En ce début d’année 1840, les grands travaux du canal de Marseille transformaient la Provence, attirant à Coudoux, près de Ventabren (Bouches-du-Rhône), une main-d’œuvre venue d’Italie. L’air y était chargé de la poussière du chantier et, bientôt, de la fureur des hommes.
Le premier assaut : 27 janvier 1840
Les premières alarmes retentirent le 27 janvier 1840. Une rixe d’une violence extrême, menaçant de dégénérer en scènes déplorables, éclata soudainement. Elle opposait les ouvriers sardes attachés au canal aux habitants de Coudoux. Des coups de poing furent échangés, et la querelle fut si générale que presque toute la population locale y prit part.
L’irritation était portée au comble. Heureusement, des personnes sensées, exerçant leur influence, purent s’interposer et ramener le calme.
À l’époque, une amère observation s’imposait devant ce chaos : on regrettait que ces hommes, auxquels la France accordait généreusement du pain et du travail qu’ils ne trouvaient probablement pas chez eux, comprenaient si peu la position que l’hospitalité leur imposait, et cherchaient querelle à une population connue pour sa nature paisible.
L’affaire Dao-Caste
Mais avant que la tension n’atteigne son paroxysme, un acte encore plus sombre avait marqué les esprits.
Dans les jours qui précédèrent la grande émeute, une tentative de meurtre avait été commise sur un certain Dao-Caste, un ouvrier piémontais employé sur le canal. Un dimanche, une rixe avait éclaté dans un cabaret entre lui et son compatriote, un certain Gourillo, dit Carmagnole. En le quittant, Carmagnole avait lancé une menace claire à Dao-Caste : il l’écraserait bientôt dans son logement.
Dao-Caste, négligent, ne prêta que peu d’attention à cette parole. Rentré chez lui, il ressortit pour se mettre sur le seuil de sa porte. À peine quelques minutes s’étaient écoulées qu’il reçut deux coups de feu, tirés presque à bout portant. Il tomba, grièvement atteint. Pourtant, il eut la force, au milieu des accourus, de désigner formellement Carmagnole comme l’auteur de l’assassinat.
Les secours lui furent prodigués sur-le-champ et l’espoir de sa guérison était permis. Le juge de paix, bien entendu, se porta immédiatement sur les lieux pour dresser procès-verbal. Carmagnole, lui, fut arrêté sans délai par le brigadier de gendarmerie et se retrouva incarcéré dans les prisons d’Aix.
Le chaos général et l’appel aux troupes : 11 février 1840
Le point de non-retour fut atteint le 11 février 1840, lorsque de nouvelles scènes de désordre, d’une gravité sans précédent, ensanglantèrent Coudoux.
Cette fois, les ouvriers sardes s’étaient soulevés pour une affaire de salaires en retard avec leur chef de division. Ils se portèrent en masse, armés de pistolets et de poignards, vers la maison de l’employé. Ils tentèrent de pénétrer de force, enfonçant portes et volets.
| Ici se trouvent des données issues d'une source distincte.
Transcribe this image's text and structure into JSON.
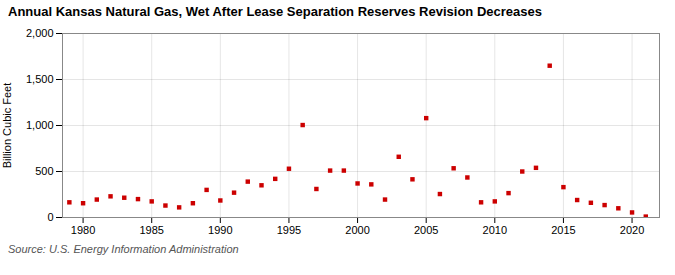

Un employé qui sortait fut saisi et terrassé ; il aurait été tué sans l’intervention rapide d’un voisin qui parvint à le mettre à l’abri.
L’anarchie fut finalement contenue par le maire de Ventabren, qui arriva sur les lieux, assisté de quatre gendarmes. Ils parvinrent à dissiper cette troupe de forcenés et plusieurs furent désarmés. La justice engagea immédiatement une enquête.
Face à la crise, le préfet sollicita sans attendre du lieutenant-général un détachement de trente hommes de troupe de ligne. Ces soldats furent immédiatement dirigés sur Ventabren. Ils devaient être logés provisoirement chez les habitants, en attendant qu’une maison soit louée aux frais de la ville de Marseille pour les établir dans les environs de Coudoux, seule solution pour ramener durablement l’ordre sur le chantier et dans la région.
- Sources : Le Mémorial d’Aix, 1er février 1840, p. 3 ; ibid., 15 février, p. 4.